The advantages of the laser begin with its precision. “Creating a circular opening in the lens capsule is a critical step in cataract surgery,” said Artis Montague, MD, director of cataract surgery services at Stanford and director of the operating rooms at the Byers Eye Institute. “Experienced surgeons are quite good at creating these circles. I’ve drawn thousands of them and can create that circular opening very well. But compare me making that circle to a laser making that circle, and the laser is going to be perfect every time.”

The laser’s edge

That perfection, guided by a three-dimensional scan of each patient’s eye, is just one benefit. Because the laser breaks the cataract into a latticework of tiny squares, the surgeon can remove the cloudy lens with far less ultrasound energy. The difference in inflammation and impact on the patient is substantial compared to traditional surgery. Nearly a month after the traditional procedure on her left eye, Savoie still feels the grittiness that patients typically experience. In her right eye, done with the aid of the laser, she feels nothing but that dramatic improvement in vision.
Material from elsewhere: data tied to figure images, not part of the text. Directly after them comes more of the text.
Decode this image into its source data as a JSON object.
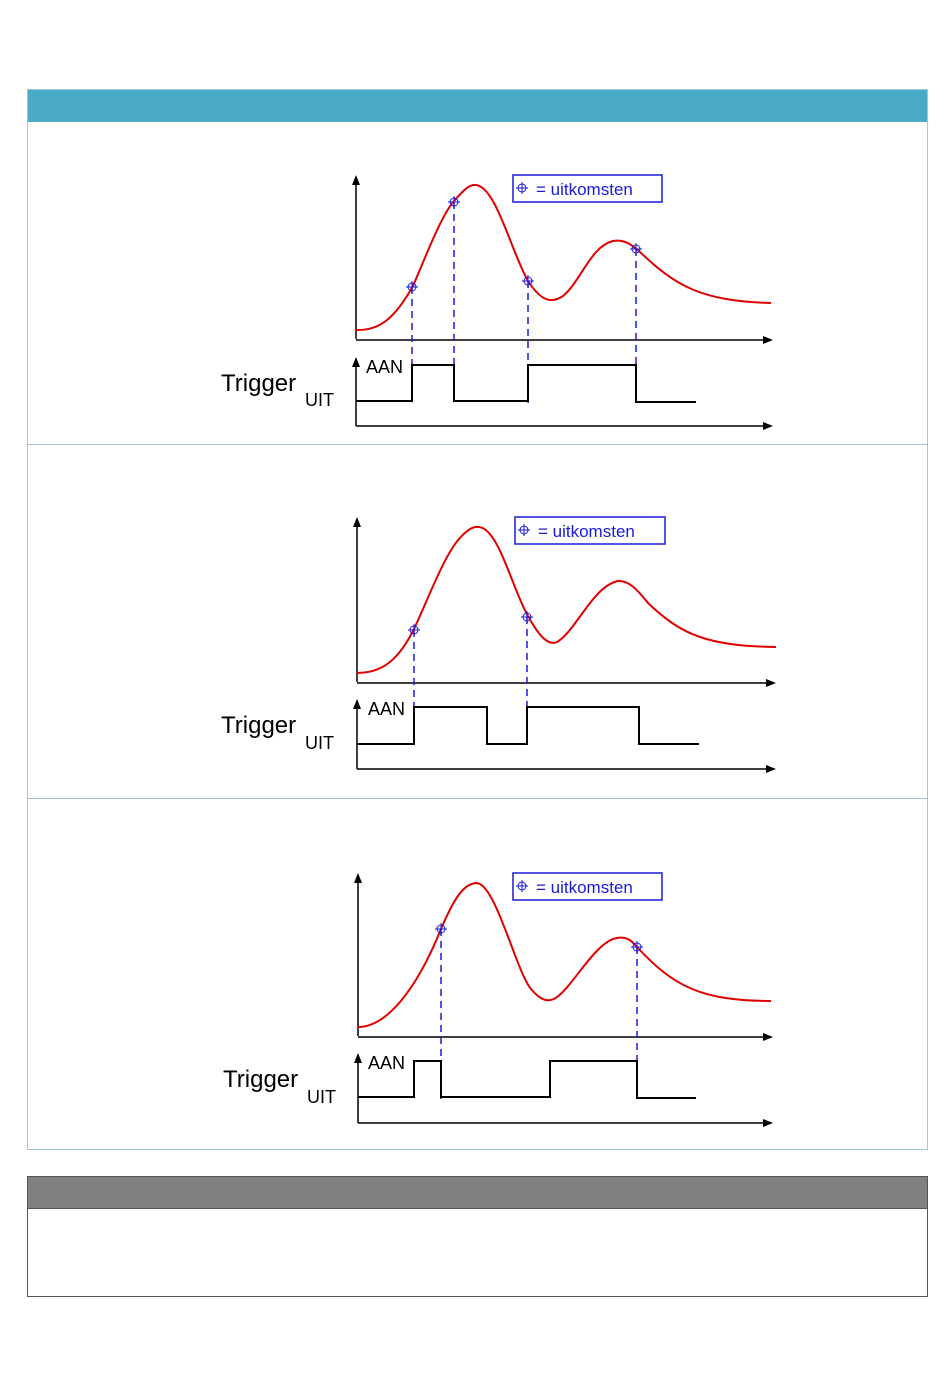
{
  "legend": {
    "label": "= uitkomsten",
    "symbol": "crosshair-circle"
  },
  "signal": {
    "name": "Trigger",
    "subscript": "UIT",
    "high_label": "AAN"
  },
  "colors": {
    "header": "#4aabc6",
    "curve": "#e00000",
    "marker": "#1a1adb",
    "note_header": "#808080"
  },
  "panels": [
    {
      "legend": "= uitkomsten",
      "trigger": "Trigger",
      "sub": "UIT",
      "aan": "AAN"
    },
    {
      "legend": "= uitkomsten",
      "trigger": "Trigger",
      "sub": "UIT",
      "aan": "AAN"
    },
    {
      "legend": "= uitkomsten",
      "trigger": "Trigger",
      "sub": "UIT",
      "aan": "AAN"
    }
  ]
}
“The difference is phenomenal,” Savoie said. “I would highly recommend this new process.”

Montague, who said she is conservative by nature and cautious to adopt new things, is impressed by the innovative technology, which was co-invented by researchers at Stanford and tested in clinical trials at Stanford and elsewhere before receiving federal Food and Drug Administration approval.“I went into medicine to help patients, so for me it’s very satisfying,” Montague said. “Patients are happier. It feels safer. Time will tell, but I think it has the potential to change cataract surgery tremendously.”

Precision and control

Laser technology has been used for decades to reshape the cornea as a way of correcting nearsightedness, farsightedness and astigmatisms. The challenge of using lasers in cataract surgery is to control its intensity to avoid collateral damage to surrounding tissue, the retina and other parts of the eye yet still power the precise incision required to remove the cataract.

The new technology, known as the Catalys Precision Laser System, uses a noninvasive imaging technique to create a three-dimensional, computerized map of the eye as a pattern for the laser to follow. The pattern is then superimposed on a three-dimensional image of the patient’s eye to confirm for the surgeon that the laser is on target. It also allows the surgeon to monitor the laser’s incisions.

The reduced energy needed to remove the lens lowers the risk of infection and damage to surrounding tissue, including the corneal epithelium, and minimizes other complications.

Nearly 60 years ago, Savoie’s mother had cataracts removed from both of her eyes. “She was a week in the hospital with sandbags on each side of her head the whole time,” Savoie said. “When I think about that, I think how amazed she would be now.”